Ein weiterer Eintrag unter der Rubrik „Zeitlose Dokumente“:
Carl Sagans poetischer Blick von außen auf unsere Welt und unser Leben.

„Man sagt, dass die Erfahrung der Astronomie bescheiden macht und den Charakter stärkt.“ (2:56”)

In der Tat.
Und doch darf uns die Fähigkeit unserer wissenschaftlichen Kultur, ein Bild unserer Erde aus 6,4 Milliarden Kilometern aufzunehmen und anzuschauen, auch ein wenig stolz machen. Diese extreme Mischung widerstreitender Gefühle, die der Inhalt des Fotos einerseits und die Umstände seiner Entstehung andererseits auslöst, macht den großen Reiz dieses Fotos und dieses Films aus.

„Not enough evidence, God, not enough evidence“


Dreieinhalb Minuten vor 51 Jahren.

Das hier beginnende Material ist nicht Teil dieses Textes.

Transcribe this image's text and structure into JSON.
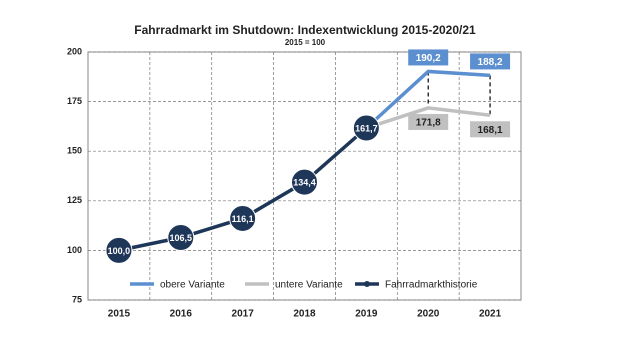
{
  "chart_data": {
    "type": "line",
    "title": "Fahrradmarkt im Shutdown: Indexentwicklung 2015-2020/21",
    "subtitle": "2015 = 100",
    "categories": [
      "2015",
      "2016",
      "2017",
      "2018",
      "2019",
      "2020",
      "2021"
    ],
    "series": [
      {
        "name": "obere Variante",
        "color": "#5b8fd0",
        "values": [
          null,
          null,
          null,
          null,
          161.7,
          190.2,
          188.2
        ],
        "value_labels": [
          null,
          null,
          null,
          null,
          null,
          "190,2",
          "188,2"
        ]
      },
      {
        "name": "untere Variante",
        "color": "#c0c0c0",
        "values": [
          null,
          null,
          null,
          null,
          161.7,
          171.8,
          168.1
        ],
        "value_labels": [
          null,
          null,
          null,
          null,
          null,
          "171,8",
          "168,1"
        ]
      },
      {
        "name": "Fahrradmarkthistorie",
        "color": "#1e3658",
        "values": [
          100.0,
          106.5,
          116.1,
          134.4,
          161.7,
          null,
          null
        ],
        "value_labels": [
          "100,0",
          "106,5",
          "116,1",
          "134,4",
          "161,7",
          null,
          null
        ]
      }
    ],
    "ylim": [
      75,
      200
    ],
    "yticks": [
      75,
      100,
      125,
      150,
      175,
      200
    ],
    "grid": true,
    "legend": "bottom"
  }
}
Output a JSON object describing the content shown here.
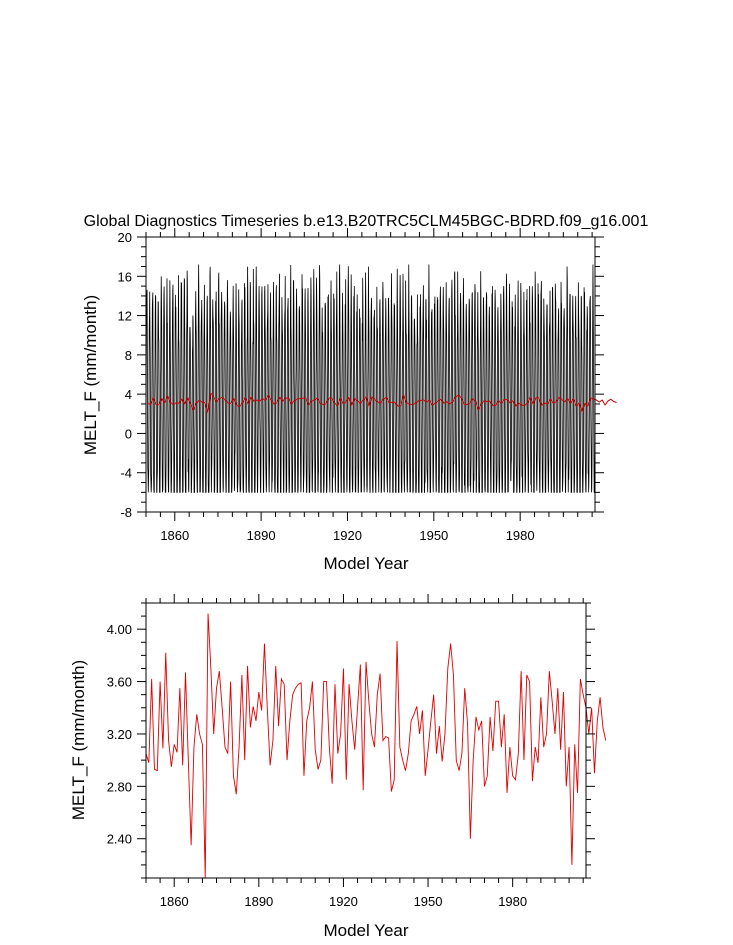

Bertrand Russell erklärt einer sehr bemühten Reporterin, warum er kein Christ ist (ähnlich seinem berühmten Zitat auf die Frage, was er denn wohl Gott sagen würde, wenn der ihn nach seinem Tod vorwurfsvoll in Empfang nähme: „Not enough evidence, God, not enough evidence“), warum er den „Glauben an den Glauben“ ablehnt (man kann sogar sehen, dass ihn die paternalistische Anmaßung empört, anderen einen religiösen Glauben empfehlen zu wollen, weil er nützlich ist und nicht, weil er wahr ist), und was er von den Geschichten der Konvertierungen auf dem Totenbett hält.

Achten Sie auch auf den Subtext, den wir in seinem Lächeln und im Funkeln seiner Augen lesen können (besonders deutlich um 01:00): „Ich kann kaum glauben, dass Du mich all diese lächerlichen Dinge fragst.“

Ein zeitloses Dokument der Vernunft und sicher ein würdiger Kandidat für eine Aufnahme ins Weltkulturerbe.